There is a lot of people who “practice” in their area of employment — do you really want to be “practiced” upon? There is no perfect advisor out there for you, but there are a lot of bad choices. A lot of people who “think” they know what they’re doing. We call those interns, or journeyman, or whatever. There is a place for them, and they may be a part of your team in some areas. But you also need your fair share of experienced people on your team, someone to pickup the slack. A good example may be this…Dancing…
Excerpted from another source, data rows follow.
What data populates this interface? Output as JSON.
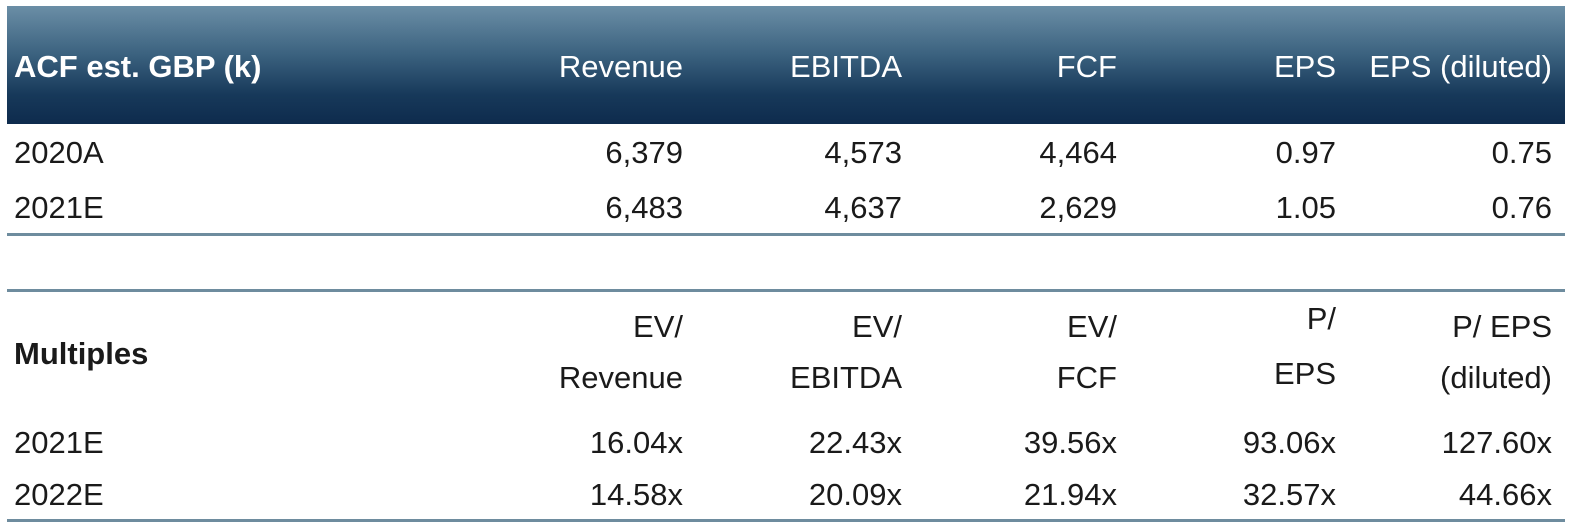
{
  "estimates": {
    "title": "ACF est. GBP (k)",
    "columns": [
      "Revenue",
      "EBITDA",
      "FCF",
      "EPS",
      "EPS (diluted)"
    ],
    "rows": [
      {
        "year": "2020A",
        "values": [
          "6,379",
          "4,573",
          "4,464",
          "0.97",
          "0.75"
        ]
      },
      {
        "year": "2021E",
        "values": [
          "6,483",
          "4,637",
          "2,629",
          "1.05",
          "0.76"
        ]
      }
    ]
  },
  "multiples": {
    "title": "Multiples",
    "columns": [
      {
        "line1": "EV/",
        "line2": "Revenue"
      },
      {
        "line1": "EV/",
        "line2": "EBITDA"
      },
      {
        "line1": "EV/",
        "line2": "FCF"
      },
      {
        "line1": "P/",
        "line2": "EPS"
      },
      {
        "line1": "P/ EPS",
        "line2": "(diluted)"
      }
    ],
    "rows": [
      {
        "year": "2021E",
        "values": [
          "16.04x",
          "22.43x",
          "39.56x",
          "93.06x",
          "127.60x"
        ]
      },
      {
        "year": "2022E",
        "values": [
          "14.58x",
          "20.09x",
          "21.94x",
          "32.57x",
          "44.66x"
        ]
      }
    ]
  },
  "colors": {
    "header_top": "#6b8ea6",
    "header_bottom": "#0e2b4d",
    "rule": "#6e8c9e"
  }
}
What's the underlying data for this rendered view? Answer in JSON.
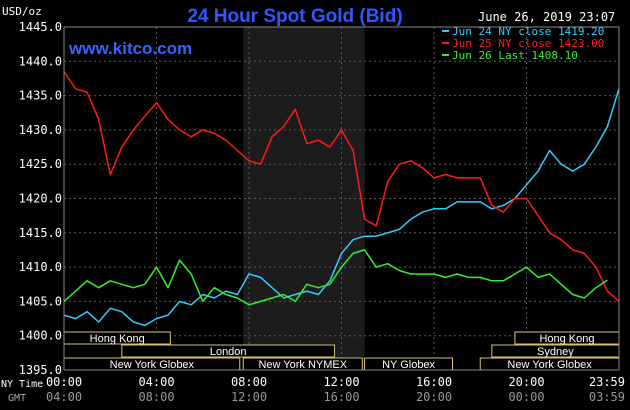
{
  "chart_data": {
    "type": "line",
    "title": "24 Hour Spot Gold (Bid)",
    "watermark": "www.kitco.com",
    "ylabel": "USD/oz",
    "timestamp": "June 26, 2019 23:07",
    "ylim": [
      1395.0,
      1445.0
    ],
    "yticks": [
      "1445.0",
      "1440.0",
      "1435.0",
      "1430.0",
      "1425.0",
      "1420.0",
      "1415.0",
      "1410.0",
      "1405.0",
      "1400.0",
      "1395.0"
    ],
    "xlim": [
      0,
      24
    ],
    "xticks_ny": [
      "00:00",
      "04:00",
      "08:00",
      "12:00",
      "16:00",
      "20:00",
      "23:59"
    ],
    "xticks_gmt": [
      "04:00",
      "08:00",
      "12:00",
      "16:00",
      "20:00",
      "00:00",
      "03:59"
    ],
    "xlabel_ny": "NY Time",
    "xlabel_gmt": "GMT",
    "grid": true,
    "legend_position": "top-right",
    "shaded_region": [
      7.75,
      13.0
    ],
    "series": [
      {
        "name": "Jun 24 NY close 1419.20",
        "color": "#33ccff",
        "x": [
          0,
          0.5,
          1,
          1.5,
          2,
          2.5,
          3,
          3.5,
          4,
          4.5,
          5,
          5.5,
          6,
          6.5,
          7,
          7.5,
          8,
          8.5,
          9,
          9.5,
          10,
          10.5,
          11,
          11.5,
          12,
          12.5,
          13,
          13.5,
          14,
          14.5,
          15,
          15.5,
          16,
          16.5,
          17,
          17.5,
          18,
          18.5,
          19,
          19.5,
          20,
          20.5,
          21,
          21.5,
          22,
          22.5,
          23,
          23.5,
          24
        ],
        "y": [
          1403,
          1402.5,
          1403.5,
          1402,
          1404,
          1403.5,
          1402,
          1401.5,
          1402.5,
          1403,
          1405,
          1404.5,
          1406,
          1405.5,
          1406.5,
          1406,
          1409,
          1408.5,
          1407,
          1405.5,
          1406,
          1406.5,
          1406,
          1408,
          1412,
          1414,
          1414.5,
          1414.5,
          1415,
          1415.5,
          1417,
          1418,
          1418.5,
          1418.5,
          1419.5,
          1419.5,
          1419.5,
          1418.5,
          1419,
          1420,
          1422,
          1424,
          1427,
          1425,
          1424,
          1425,
          1427.5,
          1430.5,
          1436
        ]
      },
      {
        "name": "Jun 25 NY close 1423.00",
        "color": "#ff1a1a",
        "x": [
          0,
          0.5,
          1,
          1.5,
          2,
          2.5,
          3,
          3.5,
          4,
          4.5,
          5,
          5.5,
          6,
          6.5,
          7,
          7.5,
          8,
          8.5,
          9,
          9.5,
          10,
          10.5,
          11,
          11.5,
          12,
          12.5,
          13,
          13.5,
          14,
          14.5,
          15,
          15.5,
          16,
          16.5,
          17,
          17.5,
          18,
          18.5,
          19,
          19.5,
          20,
          20.5,
          21,
          21.5,
          22,
          22.5,
          23,
          23.5,
          24
        ],
        "y": [
          1438.5,
          1436,
          1435.5,
          1431.5,
          1423.5,
          1427.5,
          1430,
          1432,
          1434,
          1431.5,
          1430,
          1429,
          1430,
          1429.5,
          1428.5,
          1427,
          1425.5,
          1425,
          1429,
          1430.5,
          1433,
          1428,
          1428.5,
          1427.5,
          1430,
          1427,
          1417,
          1416,
          1422.5,
          1425,
          1425.5,
          1424.5,
          1423,
          1423.5,
          1423,
          1423,
          1423,
          1419,
          1418,
          1420,
          1420,
          1417.5,
          1415,
          1414,
          1412.5,
          1412,
          1410,
          1406.5,
          1405
        ]
      },
      {
        "name": "Jun 26 Last 1408.10",
        "color": "#33ee33",
        "x": [
          0,
          0.5,
          1,
          1.5,
          2,
          2.5,
          3,
          3.5,
          4,
          4.5,
          5,
          5.5,
          6,
          6.5,
          7,
          7.5,
          8,
          8.5,
          9,
          9.5,
          10,
          10.5,
          11,
          11.5,
          12,
          12.5,
          13,
          13.5,
          14,
          14.5,
          15,
          15.5,
          16,
          16.5,
          17,
          17.5,
          18,
          18.5,
          19,
          19.5,
          20,
          20.5,
          21,
          21.5,
          22,
          22.5,
          23,
          23.5
        ],
        "y": [
          1405,
          1406.5,
          1408,
          1407,
          1408,
          1407.5,
          1407,
          1407.5,
          1410,
          1407,
          1411,
          1409,
          1405,
          1407,
          1406,
          1405.5,
          1404.5,
          1405,
          1405.5,
          1406,
          1405,
          1407.5,
          1407,
          1407.5,
          1410,
          1412,
          1412.5,
          1410,
          1410.5,
          1409.5,
          1409,
          1409,
          1409,
          1408.5,
          1409,
          1408.5,
          1408.5,
          1408,
          1408,
          1409,
          1410,
          1408.5,
          1409,
          1407.5,
          1406,
          1405.5,
          1407,
          1408.1
        ]
      }
    ],
    "sessions": [
      {
        "label": "Hong Kong",
        "start": 0,
        "end": 4.6,
        "row": 0
      },
      {
        "label": "London",
        "start": 2.5,
        "end": 11.7,
        "row": 1
      },
      {
        "label": "New York Globex",
        "start": 0,
        "end": 7.6,
        "row": 2
      },
      {
        "label": "New York NYMEX",
        "start": 7.75,
        "end": 12.9,
        "row": 2
      },
      {
        "label": "NY Globex",
        "start": 13.0,
        "end": 16.8,
        "row": 2
      },
      {
        "label": "Hong Kong",
        "start": 19.5,
        "end": 24,
        "row": 0
      },
      {
        "label": "Sydney",
        "start": 18.5,
        "end": 24,
        "row": 1
      },
      {
        "label": "New York Globex",
        "start": 18.0,
        "end": 24,
        "row": 2
      }
    ]
  }
}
In dancing, there is a leader and a follower — they are typically separated out by gender roles, but not always. My wife and I have very little experience dancing and can fumble through a lot of things, more on my end then hers. We trying a free private ballroom dancing session. It was amazing, when either of us danced with the pro, we did fine. But when we danced with each other it seems to go far worse. We did get through it, but they key was when we were with the pro, one of us knew what was going on. When neither of us had a clue, it fell apart. The same goes for your team. If at least one of you is a pro, they can acknowledge the deficiencies of a team member and help bring them up to speed. But when your team is full of amateurs, you can get into trouble quick. Yes you can fumble through it, but the mistakes may be costly.
Make sure you have more pro’s then amateurs on your team. If you are an amateur at business, then you need to hire a few pros. If you’re a pro, then perhaps an amateur or two may be an acceptable liability for you. But in the beginning, don’t skimp on experience!